Just as every marriage is unique, so is every divorce. Your neighbor’s cheating-husband story is different from your coworker’s. Your parent’s married-too-young story is different from your cousin’s. The forces that brought you together and pushed you apart are as complex and variable as you are. But at the end of your day in court, all divorces have the same, simple result: you shared a life with someone, and now you don’t. Here are a few other undeniable truths:
- Someone’s going to have to move out. The downside: You might end up with one table lamp, one candlestick and one end table. The bright side: one of you has to buy a new, memory-free mattress-and it may as well be you.
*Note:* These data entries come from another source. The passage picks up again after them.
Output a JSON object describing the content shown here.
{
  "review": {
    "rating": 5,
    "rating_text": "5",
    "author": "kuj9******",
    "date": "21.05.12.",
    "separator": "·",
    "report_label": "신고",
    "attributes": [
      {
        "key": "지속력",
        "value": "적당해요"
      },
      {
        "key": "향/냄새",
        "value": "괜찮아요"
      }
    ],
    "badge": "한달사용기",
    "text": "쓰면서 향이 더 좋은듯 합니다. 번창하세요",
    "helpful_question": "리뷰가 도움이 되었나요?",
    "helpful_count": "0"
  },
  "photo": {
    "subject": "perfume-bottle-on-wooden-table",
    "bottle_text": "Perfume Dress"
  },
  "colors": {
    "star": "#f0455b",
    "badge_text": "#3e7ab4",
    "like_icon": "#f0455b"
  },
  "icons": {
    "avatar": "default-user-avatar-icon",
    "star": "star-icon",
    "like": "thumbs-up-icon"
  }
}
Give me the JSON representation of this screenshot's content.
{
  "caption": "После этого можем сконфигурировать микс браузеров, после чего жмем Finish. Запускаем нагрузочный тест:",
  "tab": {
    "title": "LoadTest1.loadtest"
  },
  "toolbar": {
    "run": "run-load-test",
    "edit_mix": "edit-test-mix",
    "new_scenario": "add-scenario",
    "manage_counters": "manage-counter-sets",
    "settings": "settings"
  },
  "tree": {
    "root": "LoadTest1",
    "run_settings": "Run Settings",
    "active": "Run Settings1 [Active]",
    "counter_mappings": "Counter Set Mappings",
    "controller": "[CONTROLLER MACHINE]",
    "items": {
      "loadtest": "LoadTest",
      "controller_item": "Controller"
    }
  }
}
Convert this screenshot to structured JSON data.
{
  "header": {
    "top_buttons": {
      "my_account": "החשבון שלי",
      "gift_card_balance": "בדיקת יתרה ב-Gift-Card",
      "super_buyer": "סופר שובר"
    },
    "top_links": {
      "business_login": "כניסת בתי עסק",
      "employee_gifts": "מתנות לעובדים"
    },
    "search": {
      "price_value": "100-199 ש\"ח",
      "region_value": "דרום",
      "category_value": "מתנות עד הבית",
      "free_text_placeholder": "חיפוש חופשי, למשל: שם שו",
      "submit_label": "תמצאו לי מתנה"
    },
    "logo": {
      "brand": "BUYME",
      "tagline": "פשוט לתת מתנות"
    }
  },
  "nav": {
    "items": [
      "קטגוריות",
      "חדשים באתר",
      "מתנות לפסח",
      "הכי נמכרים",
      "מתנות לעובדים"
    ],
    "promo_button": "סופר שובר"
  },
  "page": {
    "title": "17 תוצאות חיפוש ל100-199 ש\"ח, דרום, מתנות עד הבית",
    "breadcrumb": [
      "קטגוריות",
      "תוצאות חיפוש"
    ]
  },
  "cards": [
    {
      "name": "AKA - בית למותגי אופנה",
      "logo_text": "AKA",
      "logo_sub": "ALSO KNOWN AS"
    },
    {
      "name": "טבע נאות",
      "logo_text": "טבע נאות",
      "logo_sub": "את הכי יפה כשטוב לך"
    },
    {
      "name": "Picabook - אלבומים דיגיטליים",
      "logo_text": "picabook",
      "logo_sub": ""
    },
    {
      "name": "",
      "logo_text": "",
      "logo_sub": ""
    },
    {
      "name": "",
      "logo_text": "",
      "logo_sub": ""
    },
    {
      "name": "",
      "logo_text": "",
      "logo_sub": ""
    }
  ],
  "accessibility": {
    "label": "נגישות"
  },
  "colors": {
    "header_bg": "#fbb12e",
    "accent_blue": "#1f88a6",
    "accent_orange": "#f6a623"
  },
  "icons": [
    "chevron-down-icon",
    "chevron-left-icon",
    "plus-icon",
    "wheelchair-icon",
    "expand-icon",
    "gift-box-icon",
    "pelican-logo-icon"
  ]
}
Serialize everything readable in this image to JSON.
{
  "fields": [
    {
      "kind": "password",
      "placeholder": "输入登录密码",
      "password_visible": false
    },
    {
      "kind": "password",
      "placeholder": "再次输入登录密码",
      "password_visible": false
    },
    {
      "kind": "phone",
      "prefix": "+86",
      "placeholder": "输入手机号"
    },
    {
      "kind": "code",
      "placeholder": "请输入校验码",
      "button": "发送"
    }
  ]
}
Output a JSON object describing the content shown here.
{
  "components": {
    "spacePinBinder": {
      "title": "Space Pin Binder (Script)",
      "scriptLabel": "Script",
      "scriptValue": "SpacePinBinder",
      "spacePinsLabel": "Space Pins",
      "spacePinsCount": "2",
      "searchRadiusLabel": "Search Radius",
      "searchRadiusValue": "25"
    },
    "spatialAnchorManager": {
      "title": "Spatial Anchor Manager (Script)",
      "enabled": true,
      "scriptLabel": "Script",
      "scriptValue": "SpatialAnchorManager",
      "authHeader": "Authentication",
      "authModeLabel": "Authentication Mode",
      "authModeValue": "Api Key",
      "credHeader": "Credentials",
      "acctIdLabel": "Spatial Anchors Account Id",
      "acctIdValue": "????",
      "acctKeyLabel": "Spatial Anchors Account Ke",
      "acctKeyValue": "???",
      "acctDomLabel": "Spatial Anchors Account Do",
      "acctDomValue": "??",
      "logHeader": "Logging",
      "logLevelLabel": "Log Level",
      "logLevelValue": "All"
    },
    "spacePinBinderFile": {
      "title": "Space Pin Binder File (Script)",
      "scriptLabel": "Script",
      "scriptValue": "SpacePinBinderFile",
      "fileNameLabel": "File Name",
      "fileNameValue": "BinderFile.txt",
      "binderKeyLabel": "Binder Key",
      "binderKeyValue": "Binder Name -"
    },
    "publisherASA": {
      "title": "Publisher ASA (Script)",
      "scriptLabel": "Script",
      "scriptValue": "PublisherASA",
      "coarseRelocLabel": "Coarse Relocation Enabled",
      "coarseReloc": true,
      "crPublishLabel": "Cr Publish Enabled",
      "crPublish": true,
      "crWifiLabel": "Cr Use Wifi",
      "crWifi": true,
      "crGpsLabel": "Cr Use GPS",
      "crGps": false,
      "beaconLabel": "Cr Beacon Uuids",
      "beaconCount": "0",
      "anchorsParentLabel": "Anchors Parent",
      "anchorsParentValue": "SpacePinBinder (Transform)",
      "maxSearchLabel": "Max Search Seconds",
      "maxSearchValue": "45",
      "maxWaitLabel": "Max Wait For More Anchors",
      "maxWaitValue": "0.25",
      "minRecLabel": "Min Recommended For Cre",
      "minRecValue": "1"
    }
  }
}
- Friends and loved ones will judge you, no matter what you do next. Stop wearing your wedding band before you hire a lawyer? They’ll say it’s too soon. Refuse to date until the divorce is final? They’ll think you should move on. Ignore the arched eyebrows (your naysayers really do mean well) and trust your own gut about what you need to do to take care of you.
- Your life is going to change, even if your address, income, and daily routine do not. Be open to new circumstances-that’s both the hardest part and the greatest reward of this whole ride. If you need to grit your teeth to do so, invest in a night guard and go with it.
- Your feelings will be hurt. Yes, even if the divorce was your idea. Part of separating emotionally is convincing yourself you’re better off without your partner-and then telling the other person exactly why you think so.
- There is no one reason why it happened. Not only is there your version, your ex’s version, and the outsider’s version (“Oh, anyone could see he/she was a tyrant in that relationship”), but there are also the hundreds of little truths that haven’t even occurred to you yet. Let it be okay that you never stop coming up with reasons, and that you’ll really know why, and you’ll find peace that much sooner.